North Carolina S Experience During The First World War written by Shepherd W. McKinley and has been published by Univ Tennessee Press this book supported file pdf, txt, epub, kindle and other format this book has been release on 2018 with History categories.


As America's involvement in World War I approached its centennial, state-level histories and commemoration of the Great War abounded. While North Carolina's role in the First World War has yet to attract such intense scholarly interest, a much-needed picture of the wartime Tar Heel state has nevertheless begun to emerge from newly published firsthand accounts of the war and sustained attention to the state's wartime politicians.
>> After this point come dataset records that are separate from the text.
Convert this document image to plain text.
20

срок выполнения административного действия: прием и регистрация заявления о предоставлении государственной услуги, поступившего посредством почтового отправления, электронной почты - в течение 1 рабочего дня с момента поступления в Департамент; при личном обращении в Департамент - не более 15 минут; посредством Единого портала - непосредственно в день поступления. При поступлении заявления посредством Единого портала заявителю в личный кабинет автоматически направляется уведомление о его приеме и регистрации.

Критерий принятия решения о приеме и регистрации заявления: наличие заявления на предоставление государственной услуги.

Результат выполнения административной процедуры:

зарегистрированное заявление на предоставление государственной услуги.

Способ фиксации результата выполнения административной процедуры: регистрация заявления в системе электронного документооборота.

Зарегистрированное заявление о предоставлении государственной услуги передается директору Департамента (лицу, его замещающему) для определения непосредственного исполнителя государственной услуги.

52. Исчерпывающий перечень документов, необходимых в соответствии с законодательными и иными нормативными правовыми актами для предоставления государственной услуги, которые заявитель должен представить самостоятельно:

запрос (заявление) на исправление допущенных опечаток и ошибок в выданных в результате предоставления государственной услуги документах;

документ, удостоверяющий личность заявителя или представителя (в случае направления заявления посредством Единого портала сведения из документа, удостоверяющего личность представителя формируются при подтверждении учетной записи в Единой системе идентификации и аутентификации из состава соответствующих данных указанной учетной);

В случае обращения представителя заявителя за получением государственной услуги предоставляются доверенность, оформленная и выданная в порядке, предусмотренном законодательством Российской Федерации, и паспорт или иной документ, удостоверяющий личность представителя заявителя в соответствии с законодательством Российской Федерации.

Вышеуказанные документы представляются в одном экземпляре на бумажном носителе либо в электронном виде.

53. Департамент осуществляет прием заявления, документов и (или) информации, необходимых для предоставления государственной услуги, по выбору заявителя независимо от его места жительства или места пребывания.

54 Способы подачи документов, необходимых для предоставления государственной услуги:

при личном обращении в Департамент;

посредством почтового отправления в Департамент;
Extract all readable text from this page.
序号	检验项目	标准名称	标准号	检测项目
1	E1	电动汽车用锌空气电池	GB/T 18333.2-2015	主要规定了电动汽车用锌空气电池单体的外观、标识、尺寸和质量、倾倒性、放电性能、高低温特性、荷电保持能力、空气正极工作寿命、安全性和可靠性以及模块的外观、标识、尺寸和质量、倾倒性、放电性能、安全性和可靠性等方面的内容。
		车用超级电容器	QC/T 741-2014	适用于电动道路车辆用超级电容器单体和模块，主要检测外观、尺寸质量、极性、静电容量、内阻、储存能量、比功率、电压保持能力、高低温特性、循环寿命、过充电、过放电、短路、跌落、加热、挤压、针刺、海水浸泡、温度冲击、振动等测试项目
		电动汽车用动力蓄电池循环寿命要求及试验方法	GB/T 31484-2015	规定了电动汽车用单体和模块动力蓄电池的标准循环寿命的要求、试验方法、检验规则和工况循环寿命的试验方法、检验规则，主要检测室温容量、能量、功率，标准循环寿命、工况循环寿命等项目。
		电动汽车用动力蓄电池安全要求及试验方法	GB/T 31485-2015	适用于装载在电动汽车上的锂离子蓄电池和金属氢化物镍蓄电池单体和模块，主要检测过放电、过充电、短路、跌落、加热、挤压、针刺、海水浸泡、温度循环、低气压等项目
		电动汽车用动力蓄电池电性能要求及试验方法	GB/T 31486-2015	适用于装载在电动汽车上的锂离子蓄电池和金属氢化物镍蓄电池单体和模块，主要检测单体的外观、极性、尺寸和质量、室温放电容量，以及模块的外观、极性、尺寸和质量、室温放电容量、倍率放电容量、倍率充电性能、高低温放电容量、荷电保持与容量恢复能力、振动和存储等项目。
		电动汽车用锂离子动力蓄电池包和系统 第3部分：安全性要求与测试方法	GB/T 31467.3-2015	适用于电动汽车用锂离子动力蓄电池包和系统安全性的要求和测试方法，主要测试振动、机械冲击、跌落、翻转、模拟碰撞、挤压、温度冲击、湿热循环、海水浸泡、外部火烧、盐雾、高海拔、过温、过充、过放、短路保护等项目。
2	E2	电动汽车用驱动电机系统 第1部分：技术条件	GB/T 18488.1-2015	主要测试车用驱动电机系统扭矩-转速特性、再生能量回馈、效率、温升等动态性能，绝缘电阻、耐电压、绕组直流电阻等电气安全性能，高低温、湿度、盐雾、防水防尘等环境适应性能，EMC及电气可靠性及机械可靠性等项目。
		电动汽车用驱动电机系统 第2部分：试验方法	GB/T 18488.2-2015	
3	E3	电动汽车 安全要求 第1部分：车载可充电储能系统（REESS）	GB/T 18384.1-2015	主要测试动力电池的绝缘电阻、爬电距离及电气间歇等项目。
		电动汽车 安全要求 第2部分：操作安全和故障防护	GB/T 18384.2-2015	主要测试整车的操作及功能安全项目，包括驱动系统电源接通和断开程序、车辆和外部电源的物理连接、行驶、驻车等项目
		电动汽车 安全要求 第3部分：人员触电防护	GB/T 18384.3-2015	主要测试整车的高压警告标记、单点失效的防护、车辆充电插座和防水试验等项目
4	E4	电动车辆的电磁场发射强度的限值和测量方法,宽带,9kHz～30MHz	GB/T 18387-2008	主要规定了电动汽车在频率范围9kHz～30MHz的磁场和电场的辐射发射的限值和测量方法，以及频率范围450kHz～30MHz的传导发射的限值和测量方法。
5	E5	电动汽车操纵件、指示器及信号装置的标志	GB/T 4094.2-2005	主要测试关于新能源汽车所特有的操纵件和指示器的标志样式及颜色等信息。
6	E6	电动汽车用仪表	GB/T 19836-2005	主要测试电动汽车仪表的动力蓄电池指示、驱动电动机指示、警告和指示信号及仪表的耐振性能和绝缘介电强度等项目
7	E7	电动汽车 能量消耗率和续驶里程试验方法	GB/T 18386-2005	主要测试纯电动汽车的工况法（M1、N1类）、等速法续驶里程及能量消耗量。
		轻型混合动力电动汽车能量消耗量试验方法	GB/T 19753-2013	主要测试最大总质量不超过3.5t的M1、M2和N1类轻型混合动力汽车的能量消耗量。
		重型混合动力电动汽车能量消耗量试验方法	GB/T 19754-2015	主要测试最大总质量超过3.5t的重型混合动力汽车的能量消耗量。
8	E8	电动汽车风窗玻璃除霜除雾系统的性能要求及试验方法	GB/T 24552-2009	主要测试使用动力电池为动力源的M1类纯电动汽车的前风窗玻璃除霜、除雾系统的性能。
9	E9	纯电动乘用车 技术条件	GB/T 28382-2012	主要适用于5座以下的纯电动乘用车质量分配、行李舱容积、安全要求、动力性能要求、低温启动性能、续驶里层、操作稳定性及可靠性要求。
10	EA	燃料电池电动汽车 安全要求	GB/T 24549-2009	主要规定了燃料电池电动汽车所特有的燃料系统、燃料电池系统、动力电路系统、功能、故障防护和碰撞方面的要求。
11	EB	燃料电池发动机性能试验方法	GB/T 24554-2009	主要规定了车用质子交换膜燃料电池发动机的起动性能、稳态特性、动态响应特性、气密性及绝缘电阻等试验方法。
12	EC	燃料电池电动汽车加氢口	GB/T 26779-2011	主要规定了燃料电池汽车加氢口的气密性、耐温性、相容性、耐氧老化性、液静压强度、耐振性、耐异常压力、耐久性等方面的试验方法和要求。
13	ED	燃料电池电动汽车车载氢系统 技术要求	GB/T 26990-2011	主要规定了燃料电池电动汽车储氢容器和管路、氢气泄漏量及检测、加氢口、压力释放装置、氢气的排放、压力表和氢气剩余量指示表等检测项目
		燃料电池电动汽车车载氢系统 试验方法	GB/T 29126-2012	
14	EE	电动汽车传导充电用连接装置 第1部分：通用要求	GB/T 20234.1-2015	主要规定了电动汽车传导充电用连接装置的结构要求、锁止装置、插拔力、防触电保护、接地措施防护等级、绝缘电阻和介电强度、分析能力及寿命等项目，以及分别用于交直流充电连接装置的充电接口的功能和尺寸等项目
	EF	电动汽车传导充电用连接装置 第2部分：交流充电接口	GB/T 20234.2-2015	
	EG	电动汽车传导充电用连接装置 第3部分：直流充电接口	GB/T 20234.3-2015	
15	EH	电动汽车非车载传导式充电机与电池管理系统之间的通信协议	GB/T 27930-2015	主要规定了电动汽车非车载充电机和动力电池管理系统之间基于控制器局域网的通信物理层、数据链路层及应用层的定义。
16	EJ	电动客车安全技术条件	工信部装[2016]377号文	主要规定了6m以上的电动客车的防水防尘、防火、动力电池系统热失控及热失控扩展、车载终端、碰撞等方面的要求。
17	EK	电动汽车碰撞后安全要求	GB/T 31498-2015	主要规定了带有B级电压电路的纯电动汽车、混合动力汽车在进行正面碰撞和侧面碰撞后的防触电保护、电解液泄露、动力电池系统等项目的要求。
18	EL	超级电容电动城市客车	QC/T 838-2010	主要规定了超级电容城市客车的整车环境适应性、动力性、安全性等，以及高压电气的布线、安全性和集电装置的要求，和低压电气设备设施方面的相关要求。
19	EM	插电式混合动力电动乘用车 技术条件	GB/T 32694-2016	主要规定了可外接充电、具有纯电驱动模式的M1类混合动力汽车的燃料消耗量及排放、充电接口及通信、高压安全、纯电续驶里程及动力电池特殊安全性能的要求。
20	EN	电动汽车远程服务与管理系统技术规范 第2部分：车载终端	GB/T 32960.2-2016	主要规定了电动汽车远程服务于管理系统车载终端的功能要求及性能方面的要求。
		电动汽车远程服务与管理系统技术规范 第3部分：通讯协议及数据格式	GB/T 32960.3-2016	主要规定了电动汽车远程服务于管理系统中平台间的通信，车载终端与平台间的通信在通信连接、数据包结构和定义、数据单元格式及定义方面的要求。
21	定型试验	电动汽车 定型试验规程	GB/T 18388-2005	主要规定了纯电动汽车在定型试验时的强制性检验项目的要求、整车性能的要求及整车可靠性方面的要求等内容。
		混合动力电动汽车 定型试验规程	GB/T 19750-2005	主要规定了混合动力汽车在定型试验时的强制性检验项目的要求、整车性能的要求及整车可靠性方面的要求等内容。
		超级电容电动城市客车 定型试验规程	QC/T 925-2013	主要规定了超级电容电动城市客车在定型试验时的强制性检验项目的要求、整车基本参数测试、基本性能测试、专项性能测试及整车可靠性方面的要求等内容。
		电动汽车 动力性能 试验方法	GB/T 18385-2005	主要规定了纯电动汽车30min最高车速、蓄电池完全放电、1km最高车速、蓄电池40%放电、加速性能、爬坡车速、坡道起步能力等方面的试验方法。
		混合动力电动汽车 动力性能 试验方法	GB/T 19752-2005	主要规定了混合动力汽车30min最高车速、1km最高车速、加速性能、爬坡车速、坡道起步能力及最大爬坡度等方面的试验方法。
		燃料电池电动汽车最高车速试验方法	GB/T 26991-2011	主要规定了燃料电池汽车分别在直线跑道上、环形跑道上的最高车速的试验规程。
The essays in North Carolina's Experience during the First World War, skillfully edited by Shepherd W. McKinley and Steven Sabol, provide in-depth interpretation of the state's involvement in WWI. As topics range from soldiers and the military, to women and the home front, to politics and labor issues, a detailed picture emerges of the war's influence on the developing modern state and the ascendant bureaucratic social order. As this anthology makes clear, wars provide the opportunity for unsettling old patterns of power and culture. Unlike the Civil War and Second World War, however, the First World War would have relatively little effect on North Carolina's race relations, class arrangements, gender roles, economic order, and political leadership. What changed more dramatically was the relationship between business and government. Indeed, government took an unprecedented place in the fabric of society and the economy as the "war to end all wars" left its indelible mark on the individuals and families who served. SHEPHERD W. MCKINLEY is a senior lecturer in the Department of History at the University of North Carolina at Charlotte. He is the author of Stinking Stones and Rocks of Gold: Phosphate, Fertilizer, and Industrialization in Postbellum South Carolina and North Carolina: New Directions for an Old Land. STEVEN SABOL is an associate professor of history at the University of North Carolina at Charlotte. He is the author of Russian Colonization and the Genesis of Kazak National Consciousness.